Génétyllis* était une Déesse de la Compagnie de Vénus, Auteur de la Génération. Son nom vient de la génération des enfants. Il y avait plusieurs Déesses de ce nom, dit Pausanias,* et l'on voyait leurs Statues au Promontoire Colias.

*) Suidas voc. Γενετυλλίς.

*) Pausanias Attic. sive lib. 1. cap. 1. pag. 5.

Je finis ce que j'avois à dire sur Vénus par cette Ceinture merveilleuse qui enchante, persuade et séduit les cœurs des Sages. Elle était d'une broderie admirablement diversifiée, dit le Prince des Poètes* : là se trouvaient tous les charmes les plus séducteurs, les attraits, l'amour, les désirs, les entretiens secrets, les innocentes tromperies, et le charmant badinage, qui insensiblement surprend l'esprit et le cœur des plus sensés. C'est ce que feu M. de la Motte, ce grand Détracteur d'Homère, me paraît avoir assez heureusement imité dans ces vers, que je crois devoir mettre ici, afin d'égayer la sécheresse de cette Dissertation.

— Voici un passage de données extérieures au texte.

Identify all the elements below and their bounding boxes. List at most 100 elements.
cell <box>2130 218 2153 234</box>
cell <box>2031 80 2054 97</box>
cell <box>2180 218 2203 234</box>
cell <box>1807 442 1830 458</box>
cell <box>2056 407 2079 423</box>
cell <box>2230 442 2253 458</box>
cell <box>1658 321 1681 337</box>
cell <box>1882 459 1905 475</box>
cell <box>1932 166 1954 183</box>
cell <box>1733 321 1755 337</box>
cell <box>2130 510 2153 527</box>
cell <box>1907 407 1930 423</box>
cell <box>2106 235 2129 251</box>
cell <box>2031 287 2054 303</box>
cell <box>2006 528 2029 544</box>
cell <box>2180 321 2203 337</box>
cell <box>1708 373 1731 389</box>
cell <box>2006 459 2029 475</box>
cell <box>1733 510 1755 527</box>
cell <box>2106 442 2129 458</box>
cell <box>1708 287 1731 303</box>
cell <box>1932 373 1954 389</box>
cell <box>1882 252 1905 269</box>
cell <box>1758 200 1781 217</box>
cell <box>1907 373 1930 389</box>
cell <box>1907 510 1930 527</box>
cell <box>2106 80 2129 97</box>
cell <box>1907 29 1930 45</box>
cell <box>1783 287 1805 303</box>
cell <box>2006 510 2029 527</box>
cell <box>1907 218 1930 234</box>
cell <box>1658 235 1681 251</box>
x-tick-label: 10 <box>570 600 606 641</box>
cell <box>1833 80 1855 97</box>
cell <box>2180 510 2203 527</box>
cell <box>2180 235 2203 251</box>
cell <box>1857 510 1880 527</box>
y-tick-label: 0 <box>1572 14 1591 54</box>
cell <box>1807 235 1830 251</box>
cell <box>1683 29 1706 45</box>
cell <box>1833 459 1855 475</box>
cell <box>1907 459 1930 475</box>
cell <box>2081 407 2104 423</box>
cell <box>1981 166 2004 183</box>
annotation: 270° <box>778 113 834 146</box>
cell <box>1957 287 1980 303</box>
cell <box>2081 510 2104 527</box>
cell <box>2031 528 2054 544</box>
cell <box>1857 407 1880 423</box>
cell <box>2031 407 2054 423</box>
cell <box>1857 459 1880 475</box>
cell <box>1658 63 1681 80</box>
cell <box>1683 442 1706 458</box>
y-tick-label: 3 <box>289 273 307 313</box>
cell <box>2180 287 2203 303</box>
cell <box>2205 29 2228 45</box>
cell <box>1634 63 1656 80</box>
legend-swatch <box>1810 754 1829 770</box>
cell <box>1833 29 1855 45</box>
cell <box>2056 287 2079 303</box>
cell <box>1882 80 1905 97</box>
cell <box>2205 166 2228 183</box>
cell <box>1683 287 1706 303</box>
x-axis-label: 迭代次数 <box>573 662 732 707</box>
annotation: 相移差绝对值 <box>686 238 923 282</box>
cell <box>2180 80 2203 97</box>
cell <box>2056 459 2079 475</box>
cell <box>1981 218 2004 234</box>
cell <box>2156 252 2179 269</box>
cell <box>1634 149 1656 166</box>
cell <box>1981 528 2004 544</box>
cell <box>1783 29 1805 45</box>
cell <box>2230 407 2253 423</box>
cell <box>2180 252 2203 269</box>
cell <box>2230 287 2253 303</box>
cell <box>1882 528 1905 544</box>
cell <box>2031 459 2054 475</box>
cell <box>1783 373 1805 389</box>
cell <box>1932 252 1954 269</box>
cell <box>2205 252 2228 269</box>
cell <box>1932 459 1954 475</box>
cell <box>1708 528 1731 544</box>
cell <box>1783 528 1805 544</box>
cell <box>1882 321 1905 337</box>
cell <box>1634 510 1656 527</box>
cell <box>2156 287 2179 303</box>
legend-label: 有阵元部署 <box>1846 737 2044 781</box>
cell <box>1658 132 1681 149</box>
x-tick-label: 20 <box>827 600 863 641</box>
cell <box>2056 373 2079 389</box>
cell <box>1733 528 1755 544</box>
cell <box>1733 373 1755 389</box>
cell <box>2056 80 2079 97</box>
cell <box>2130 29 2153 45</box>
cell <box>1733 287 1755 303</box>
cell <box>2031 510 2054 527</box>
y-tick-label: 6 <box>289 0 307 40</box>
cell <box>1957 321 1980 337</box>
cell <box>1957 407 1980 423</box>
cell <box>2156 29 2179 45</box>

*) Homeri Iliad. lib. 14. vers. 215.

Ce tissu, le symbole et la cause à la fois Du pouvoir de l'amour, du charme de ses lois. Il enflamme les yeux de cette ardeur qui touche, D'un sourire enchanteur il anime la bouche, Passionne la voix, en adoucit les sons, Prête ces tours heureux, plus forts que les raisons ; Inspire, pour toucher, ces tendres stratagèmes, Ces refus attirants, l'écueil des sages mêmes : Et la nature enfin y voulut renfermer Tout ce qui persuade et ce qui fait aimer.

Le Tasse a imité la Description d'Homère dans la Ceinture Magique d'Armide, qu'on sera d'autant moins fâché de retrouver ici qu'elle est agréable et très-courte.

Teneri sdegni, e placide e tranquille
Repulse, cari vezzi, e liete paci,
Sorrisi, parolette, e dolci stille
Di pianto, e sospir tronchi, e molli baci ;
Fuse tai cose tutte, e poscia unille,
Ed al foco temprò di lente faci :
E ne formò quel sì mirabil cinto,
Di ch' ella aveva il bel fianco succinto.*

*) Gierusalemme Liberata Canto 16. stanc. 25.

Ce Ceste enchanteur rendit à Junon les grâces touchantes qui avoient autrefois captivé le cœur de Jupiter, et ce Dieu sentit rallumer une flamme éteinte ; et ce fut par la vertu de ce même Ceste qu'Harmonie,* devenue sensible, chercha pour époux Cadmus qu'elle venait de fuir. Delà ces expressions si familières à Nonnus,* ἤλασε Κεστῷ agitavit Cesto. Ἔρως ἐπεμάσπε Κεστῷ* ; l'amour vous-a-t-il fait sentir les coups de son Ceste ? Dans un autre endroit, ce Ceste régit* les Amours Πόθων ἰθύντορι Κεστῷ. Homère, dit Plutarque,* instruit, par cette fable de Vénus, les personnes attentives qu'une musique efféminée, des chansons et des discours lubriques, corrompent la jeunesse, la rendent efféminée et lui font aimer le luxe, la mollesse et le commerce des femmes.

*) Nonnus Dionysiacor. lib. 4. vers. 177 et seq.

*) Idem ibid.

*) Idem ibid. lib. 33. vers. 33.

*) Idem ibid. lib. 5. vers. 190 lib. 32. vers. 6.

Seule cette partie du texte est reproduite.